Thursday, July 27, 2017

Commonplace book: Knowledge (Part 2)

[Mrs. Ramsay] was glad, Lily thought, to rest in silence, uncommunicative; to rest in the extreme obscurity of human relationships. Who knows what we are, what we feel? Who knows even at the moment of intimacy, This is knowledge?
—Virginia Woolf, To the Lighthouse ("The Window")

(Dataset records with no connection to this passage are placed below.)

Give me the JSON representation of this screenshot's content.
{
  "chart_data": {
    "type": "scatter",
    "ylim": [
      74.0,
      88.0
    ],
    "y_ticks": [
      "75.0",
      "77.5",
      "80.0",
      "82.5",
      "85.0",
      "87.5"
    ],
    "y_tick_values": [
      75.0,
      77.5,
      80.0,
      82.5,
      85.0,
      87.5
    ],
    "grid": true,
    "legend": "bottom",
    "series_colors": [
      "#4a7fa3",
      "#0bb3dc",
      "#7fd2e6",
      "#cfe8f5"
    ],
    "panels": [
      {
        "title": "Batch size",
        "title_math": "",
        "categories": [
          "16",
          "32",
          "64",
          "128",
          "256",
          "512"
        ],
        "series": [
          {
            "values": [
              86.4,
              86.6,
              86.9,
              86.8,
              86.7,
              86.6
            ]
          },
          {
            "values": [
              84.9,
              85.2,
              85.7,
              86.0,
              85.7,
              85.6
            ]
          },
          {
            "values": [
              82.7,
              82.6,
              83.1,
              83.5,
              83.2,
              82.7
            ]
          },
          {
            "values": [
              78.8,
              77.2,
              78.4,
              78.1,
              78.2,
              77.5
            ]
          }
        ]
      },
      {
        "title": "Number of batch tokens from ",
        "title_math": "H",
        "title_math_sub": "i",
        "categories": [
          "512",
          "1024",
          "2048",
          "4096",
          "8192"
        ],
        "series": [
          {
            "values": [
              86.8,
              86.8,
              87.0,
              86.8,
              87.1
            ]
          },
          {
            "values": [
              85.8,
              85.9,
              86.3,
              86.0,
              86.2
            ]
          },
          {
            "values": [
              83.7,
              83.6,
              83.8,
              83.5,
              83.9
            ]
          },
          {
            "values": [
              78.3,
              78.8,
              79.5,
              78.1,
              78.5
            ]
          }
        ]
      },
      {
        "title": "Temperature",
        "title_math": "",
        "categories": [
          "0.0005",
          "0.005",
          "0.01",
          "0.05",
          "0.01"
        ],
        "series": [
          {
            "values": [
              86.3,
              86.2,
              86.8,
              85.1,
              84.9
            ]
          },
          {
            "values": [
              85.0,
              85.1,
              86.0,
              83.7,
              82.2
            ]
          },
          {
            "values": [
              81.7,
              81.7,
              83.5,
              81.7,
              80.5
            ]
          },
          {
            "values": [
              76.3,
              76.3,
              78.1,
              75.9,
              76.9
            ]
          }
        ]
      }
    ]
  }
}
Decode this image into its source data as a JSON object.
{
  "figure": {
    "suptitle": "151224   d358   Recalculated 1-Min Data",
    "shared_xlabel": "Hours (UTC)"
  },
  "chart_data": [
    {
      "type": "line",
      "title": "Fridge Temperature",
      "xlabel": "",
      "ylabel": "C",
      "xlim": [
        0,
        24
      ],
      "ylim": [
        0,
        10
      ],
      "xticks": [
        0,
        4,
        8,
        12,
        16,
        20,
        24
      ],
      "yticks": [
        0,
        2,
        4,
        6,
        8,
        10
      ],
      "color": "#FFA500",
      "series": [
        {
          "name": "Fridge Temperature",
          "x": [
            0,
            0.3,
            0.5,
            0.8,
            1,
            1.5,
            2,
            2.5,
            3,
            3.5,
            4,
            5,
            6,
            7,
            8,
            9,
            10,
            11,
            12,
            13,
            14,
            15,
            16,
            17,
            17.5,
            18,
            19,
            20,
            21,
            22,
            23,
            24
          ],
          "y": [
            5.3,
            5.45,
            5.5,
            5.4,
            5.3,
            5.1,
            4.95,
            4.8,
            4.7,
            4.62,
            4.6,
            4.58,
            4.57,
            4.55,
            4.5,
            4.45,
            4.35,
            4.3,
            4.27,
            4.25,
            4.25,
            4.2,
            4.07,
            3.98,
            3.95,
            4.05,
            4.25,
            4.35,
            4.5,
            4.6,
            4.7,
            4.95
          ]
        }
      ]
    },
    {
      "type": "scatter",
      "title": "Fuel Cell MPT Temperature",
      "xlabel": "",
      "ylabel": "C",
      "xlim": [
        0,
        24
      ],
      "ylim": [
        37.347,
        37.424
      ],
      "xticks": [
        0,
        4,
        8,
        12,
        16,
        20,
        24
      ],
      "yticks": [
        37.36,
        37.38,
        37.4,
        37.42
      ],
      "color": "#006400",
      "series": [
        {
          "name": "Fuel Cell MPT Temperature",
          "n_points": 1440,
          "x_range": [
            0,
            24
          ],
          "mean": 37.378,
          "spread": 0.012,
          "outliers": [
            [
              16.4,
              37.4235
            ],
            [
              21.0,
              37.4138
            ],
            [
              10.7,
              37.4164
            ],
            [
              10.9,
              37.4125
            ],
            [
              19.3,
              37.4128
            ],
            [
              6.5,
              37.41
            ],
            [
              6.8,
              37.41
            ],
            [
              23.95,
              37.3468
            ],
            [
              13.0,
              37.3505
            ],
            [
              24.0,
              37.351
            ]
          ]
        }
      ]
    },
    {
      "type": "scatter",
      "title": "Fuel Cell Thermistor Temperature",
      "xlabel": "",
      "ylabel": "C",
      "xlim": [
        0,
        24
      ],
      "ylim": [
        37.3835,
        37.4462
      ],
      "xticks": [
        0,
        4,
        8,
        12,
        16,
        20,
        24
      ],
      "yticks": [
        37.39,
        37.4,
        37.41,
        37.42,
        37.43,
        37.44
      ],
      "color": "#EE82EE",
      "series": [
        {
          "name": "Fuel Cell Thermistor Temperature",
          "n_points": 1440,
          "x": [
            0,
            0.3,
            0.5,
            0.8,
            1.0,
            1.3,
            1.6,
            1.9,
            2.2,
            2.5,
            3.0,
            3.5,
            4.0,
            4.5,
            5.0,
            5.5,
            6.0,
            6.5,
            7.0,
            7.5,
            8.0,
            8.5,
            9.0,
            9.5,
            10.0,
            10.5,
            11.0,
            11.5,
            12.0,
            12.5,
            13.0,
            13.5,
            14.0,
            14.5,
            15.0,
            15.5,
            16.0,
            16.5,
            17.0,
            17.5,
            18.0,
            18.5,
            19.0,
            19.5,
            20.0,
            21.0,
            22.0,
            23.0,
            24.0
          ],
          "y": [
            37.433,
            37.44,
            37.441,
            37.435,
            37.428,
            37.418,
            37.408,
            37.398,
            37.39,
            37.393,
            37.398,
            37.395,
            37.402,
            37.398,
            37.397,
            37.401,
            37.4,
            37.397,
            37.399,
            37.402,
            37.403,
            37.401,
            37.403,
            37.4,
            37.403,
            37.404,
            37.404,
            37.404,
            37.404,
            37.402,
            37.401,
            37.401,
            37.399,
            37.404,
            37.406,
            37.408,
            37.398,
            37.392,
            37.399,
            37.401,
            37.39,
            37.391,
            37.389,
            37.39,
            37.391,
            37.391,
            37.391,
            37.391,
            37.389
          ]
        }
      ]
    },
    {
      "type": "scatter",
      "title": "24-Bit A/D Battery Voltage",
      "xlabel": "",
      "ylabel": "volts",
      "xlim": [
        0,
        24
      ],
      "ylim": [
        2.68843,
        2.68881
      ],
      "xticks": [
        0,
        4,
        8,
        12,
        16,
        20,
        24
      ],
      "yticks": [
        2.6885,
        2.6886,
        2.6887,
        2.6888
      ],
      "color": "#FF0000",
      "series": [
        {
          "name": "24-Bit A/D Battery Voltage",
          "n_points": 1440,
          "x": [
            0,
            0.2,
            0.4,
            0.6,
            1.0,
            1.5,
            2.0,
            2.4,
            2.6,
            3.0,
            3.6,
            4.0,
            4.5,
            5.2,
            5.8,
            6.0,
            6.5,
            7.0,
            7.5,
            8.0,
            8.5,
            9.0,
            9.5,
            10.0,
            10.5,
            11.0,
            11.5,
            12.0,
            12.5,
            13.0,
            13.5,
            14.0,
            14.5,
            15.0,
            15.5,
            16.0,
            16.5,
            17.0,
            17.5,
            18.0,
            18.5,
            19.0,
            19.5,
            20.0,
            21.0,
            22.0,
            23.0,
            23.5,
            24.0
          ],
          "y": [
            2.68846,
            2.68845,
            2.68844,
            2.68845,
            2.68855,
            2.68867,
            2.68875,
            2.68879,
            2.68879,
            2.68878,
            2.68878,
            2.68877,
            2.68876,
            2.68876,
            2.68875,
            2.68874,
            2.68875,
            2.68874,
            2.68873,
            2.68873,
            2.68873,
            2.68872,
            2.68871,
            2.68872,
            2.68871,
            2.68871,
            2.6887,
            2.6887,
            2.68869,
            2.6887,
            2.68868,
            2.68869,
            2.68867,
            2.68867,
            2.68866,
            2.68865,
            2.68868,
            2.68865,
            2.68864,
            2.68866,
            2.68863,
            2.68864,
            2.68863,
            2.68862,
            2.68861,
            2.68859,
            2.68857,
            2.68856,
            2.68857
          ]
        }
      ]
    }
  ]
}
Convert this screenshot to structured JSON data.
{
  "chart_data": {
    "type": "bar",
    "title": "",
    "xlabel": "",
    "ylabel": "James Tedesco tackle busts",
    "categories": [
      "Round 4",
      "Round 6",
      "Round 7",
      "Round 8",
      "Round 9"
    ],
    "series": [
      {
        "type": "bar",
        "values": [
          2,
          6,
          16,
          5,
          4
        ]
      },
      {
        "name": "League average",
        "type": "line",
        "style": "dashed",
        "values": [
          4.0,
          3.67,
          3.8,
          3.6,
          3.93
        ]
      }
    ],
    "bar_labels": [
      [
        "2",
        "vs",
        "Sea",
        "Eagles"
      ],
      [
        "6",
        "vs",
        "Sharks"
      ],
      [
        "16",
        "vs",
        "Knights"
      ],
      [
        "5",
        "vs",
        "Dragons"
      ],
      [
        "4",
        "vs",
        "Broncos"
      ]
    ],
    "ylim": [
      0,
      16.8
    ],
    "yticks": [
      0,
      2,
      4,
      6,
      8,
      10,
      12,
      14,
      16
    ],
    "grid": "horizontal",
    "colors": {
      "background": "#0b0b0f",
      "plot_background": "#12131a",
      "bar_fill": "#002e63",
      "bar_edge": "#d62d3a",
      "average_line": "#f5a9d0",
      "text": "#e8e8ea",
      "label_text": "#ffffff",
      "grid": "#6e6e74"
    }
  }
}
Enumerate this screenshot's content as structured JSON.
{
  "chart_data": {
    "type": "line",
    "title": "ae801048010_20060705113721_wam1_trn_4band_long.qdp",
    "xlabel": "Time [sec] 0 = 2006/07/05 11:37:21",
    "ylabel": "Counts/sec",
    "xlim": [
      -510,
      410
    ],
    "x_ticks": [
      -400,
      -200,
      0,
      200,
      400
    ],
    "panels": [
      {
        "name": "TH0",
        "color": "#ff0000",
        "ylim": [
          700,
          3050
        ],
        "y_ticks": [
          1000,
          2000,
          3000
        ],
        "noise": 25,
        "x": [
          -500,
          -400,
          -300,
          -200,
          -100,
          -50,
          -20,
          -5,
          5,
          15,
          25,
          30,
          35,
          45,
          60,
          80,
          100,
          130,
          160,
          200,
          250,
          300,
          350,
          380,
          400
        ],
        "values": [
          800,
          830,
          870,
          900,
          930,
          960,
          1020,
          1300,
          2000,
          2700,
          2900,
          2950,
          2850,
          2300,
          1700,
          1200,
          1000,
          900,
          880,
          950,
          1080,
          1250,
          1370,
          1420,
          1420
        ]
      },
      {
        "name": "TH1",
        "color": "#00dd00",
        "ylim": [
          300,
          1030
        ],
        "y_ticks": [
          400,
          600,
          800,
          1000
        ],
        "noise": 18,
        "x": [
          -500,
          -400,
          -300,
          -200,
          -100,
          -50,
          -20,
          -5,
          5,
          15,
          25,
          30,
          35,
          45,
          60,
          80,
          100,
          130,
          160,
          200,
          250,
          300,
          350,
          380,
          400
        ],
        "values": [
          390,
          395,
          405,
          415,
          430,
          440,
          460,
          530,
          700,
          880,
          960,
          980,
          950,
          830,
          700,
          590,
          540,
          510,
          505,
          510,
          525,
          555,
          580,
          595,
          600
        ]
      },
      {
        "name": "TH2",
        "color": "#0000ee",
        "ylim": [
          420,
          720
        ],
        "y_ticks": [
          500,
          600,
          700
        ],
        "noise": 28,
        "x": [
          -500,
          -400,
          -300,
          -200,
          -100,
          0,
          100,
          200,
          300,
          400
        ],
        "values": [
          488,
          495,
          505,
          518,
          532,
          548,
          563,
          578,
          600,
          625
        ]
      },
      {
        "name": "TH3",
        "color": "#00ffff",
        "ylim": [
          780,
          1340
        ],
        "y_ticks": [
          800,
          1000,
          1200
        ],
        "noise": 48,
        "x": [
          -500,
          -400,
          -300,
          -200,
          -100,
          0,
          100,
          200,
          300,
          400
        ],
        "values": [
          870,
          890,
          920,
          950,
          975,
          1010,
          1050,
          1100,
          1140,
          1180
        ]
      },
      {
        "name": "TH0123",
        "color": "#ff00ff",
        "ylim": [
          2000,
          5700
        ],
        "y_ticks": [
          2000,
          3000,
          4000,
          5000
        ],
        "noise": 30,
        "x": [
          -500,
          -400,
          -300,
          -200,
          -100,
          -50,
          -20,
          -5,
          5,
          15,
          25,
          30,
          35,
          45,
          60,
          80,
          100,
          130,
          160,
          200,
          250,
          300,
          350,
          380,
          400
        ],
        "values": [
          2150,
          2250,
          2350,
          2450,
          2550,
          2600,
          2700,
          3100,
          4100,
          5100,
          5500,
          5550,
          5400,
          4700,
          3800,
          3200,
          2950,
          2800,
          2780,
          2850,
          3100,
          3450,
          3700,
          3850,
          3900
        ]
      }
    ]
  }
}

It is like what we imagine knowledge to be:
dark, salt, clear, moving, utterly free,
drawn from the cold hard mouth
of the world, derived from the rocky breasts
forever, flowing and drawn, and since
our knowledge is historical, flowing, and flown.
—Elizabeth Bishop, "At the Fishhouses"

To say you know when you know, and to say you do not when you do not, that is knowledge.
—Kongzi, Analects 2.16

καὶ οἱ πρῶτον μαθόντες συνείρουσι μὲν τοὺς λόγους, ἴσασι δ’ οὔπω· δεῖ γὰρ συμφυῆναι, τοῦτο δὲ χρόνου δεῖται.
And those who have just learned something do not yet know it, though they string the words together; for it must grow into them, and this takes time.
—Aristotle, Nicomachean Ethics 7.3, 1147a21

O God, that one might read the book of fate,
And see the revolution of the times
Make mountains level, and the continent,
Weary of solid firmness, melt itself
Into the sea; and other times to see
The beachy girdle of the ocean
Too wide for Neptune's hips; how chance's mocks
And changes fill the cup of alteration
With divers liquors! O, if this were seen,
The happiest youth, viewing his progress through,
What perils past, what crosses to ensue,
Would shut the book and sit him down and die.
—King Henry, Henry IV Part 2, 3.1.44-52a

The operations of sympathetic understanding or, as it is often now called, "empathy" have been much discussed in the history of moral philosophy, and various accounts have been given of it. But one thing that must be true is that the insightful understanding of others' feelings possessed by the sympathetic person is possessed in much the same form by the sadistic or cruel person; that is one way in which the cruel are distinguished from the brutal or indifferent. But the cruel person is someone who has no preference to give help (he is not someone who has a preference to give help but finds it outweighed by a preference for enjoying suffering). Yet he certainly knows. ... [M]oral thinking demands no sense of "know" except knowledge, and it is a truth, if not a conceptual one, that any knowledge it can use may be turned against it.
—Bernard Williams, Ethics and the Limits of Philosophy, ch. 5

From the Loeb Mimnermus (8 Stobaeus, Anthology 3.11.2)
Μιμνέρμου Ναννοῦς·
                            … ἀληθείη δὲ παρέστω
σοὶ καὶ ἐμοί, πάντων χρῆμα δικαιότατον.
From Mimnermus’ Nanno:
Let there be truth between
you and me; of all possessions it is the most just.